Lusztig has received major honours for his outstanding contributions. In addition to the invitation to address the International Congress of Mathematicians in Vancouver in 1974, he was invited to give a plenary address at the International Congress of Mathematicians held in Kyoto, August 1990. He gave the address Intersection cohomology methods in representation theory and the American Mathematical Society produced a video of his lecture. Bhama Srinivasan writes:-
The speaker covers a lot of ground in this one-hour talk. He manages to convey the flavour of the deep results that he describes, by giving concrete examples. In many cases he describes the results for special linear or general linear groups in concrete geometric terms. The viewer will benefit from reading the speaker's published paper cited above, which gives more details than the talk as well as references to the cited results. The videotape and the paper complement each other, and give a fine exposition of some of the important developments in representation theory that have occurred in the last decade.
The prizes he had been awarded include the London Mathematical Society's Berwick Prize (1977), the American Mathematical Society's Cole Prize in Algebra (1985), the Dutch Mathematical Society's Brouwer Medal (1999), the Romanian Academy's Diploma of Academic Merit (2007), and the American Mathematical Society's Leroy P Steele Prize for Lifetime Achievement (2008). The citation begins [4]:-
The work of George Lusztig has entirely reshaped representation theory and in the process changed much of mathematics.
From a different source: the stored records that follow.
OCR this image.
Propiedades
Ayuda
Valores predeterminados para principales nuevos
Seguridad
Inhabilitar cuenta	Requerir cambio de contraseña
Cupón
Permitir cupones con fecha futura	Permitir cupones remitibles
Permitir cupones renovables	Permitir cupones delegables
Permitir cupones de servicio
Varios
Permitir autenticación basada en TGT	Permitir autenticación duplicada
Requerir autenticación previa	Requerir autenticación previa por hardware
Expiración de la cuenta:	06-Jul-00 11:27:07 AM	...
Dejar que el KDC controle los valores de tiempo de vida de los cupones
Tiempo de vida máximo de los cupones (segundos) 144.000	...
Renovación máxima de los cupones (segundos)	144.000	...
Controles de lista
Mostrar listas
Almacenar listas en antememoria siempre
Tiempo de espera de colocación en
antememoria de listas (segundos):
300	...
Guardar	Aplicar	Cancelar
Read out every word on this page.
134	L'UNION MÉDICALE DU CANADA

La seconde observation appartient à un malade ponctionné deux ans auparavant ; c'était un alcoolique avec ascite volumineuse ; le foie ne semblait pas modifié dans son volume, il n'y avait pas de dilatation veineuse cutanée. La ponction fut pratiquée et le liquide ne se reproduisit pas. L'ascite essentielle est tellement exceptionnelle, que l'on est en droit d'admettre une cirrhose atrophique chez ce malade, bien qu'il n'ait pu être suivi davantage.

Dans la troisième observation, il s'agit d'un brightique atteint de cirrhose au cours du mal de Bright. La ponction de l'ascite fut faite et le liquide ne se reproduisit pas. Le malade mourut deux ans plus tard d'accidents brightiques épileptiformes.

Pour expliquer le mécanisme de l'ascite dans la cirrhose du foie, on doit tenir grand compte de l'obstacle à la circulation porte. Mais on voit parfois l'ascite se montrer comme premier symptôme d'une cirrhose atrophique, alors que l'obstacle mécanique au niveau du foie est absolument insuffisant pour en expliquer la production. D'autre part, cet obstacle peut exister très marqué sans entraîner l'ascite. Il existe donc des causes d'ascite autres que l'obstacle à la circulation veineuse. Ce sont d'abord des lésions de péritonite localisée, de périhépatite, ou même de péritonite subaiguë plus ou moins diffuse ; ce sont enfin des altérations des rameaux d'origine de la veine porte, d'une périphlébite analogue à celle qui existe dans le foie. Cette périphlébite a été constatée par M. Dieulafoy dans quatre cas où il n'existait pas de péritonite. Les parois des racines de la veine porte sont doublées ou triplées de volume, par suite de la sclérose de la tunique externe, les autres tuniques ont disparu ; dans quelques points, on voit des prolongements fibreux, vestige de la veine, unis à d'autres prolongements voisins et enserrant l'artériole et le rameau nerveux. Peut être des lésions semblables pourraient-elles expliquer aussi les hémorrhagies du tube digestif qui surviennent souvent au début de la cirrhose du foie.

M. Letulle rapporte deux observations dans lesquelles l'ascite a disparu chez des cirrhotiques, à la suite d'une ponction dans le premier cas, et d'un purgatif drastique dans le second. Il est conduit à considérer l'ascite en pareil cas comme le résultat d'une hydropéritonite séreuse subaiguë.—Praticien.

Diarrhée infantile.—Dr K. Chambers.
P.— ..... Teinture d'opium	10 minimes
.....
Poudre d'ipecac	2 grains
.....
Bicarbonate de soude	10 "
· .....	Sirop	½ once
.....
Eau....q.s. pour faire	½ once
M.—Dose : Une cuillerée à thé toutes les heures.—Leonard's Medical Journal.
He was elected a fellow of the Royal Society (1983), a fellow of the American Academy of Arts and Sciences (1991), and a member of the National Academy of Sciences (1992).
We should note Lusztig's interest in yoga. He said [5]:-
I am interested in yoga. I began to practice in 1994 to relax (in the previous year I had been working too hard - with serious consequences for my health). I did very well and I decided to study yoga seriously. In the summer of 1995 I took a course from which I received a yoga instructor license. For me, yoga is not related to mathematics, rather it is complementary to it.
We end this biography by quoting Roger Carter [1]:-
Lusztig's work is characterized by a very high degree of originality, an enormous breadth of subject matter, remarkable technical virtuosity, and great profundity in getting to the heart of the problems involved. It can be no exaggeration to say that George Lusztig is one of the great mathematicians of our time.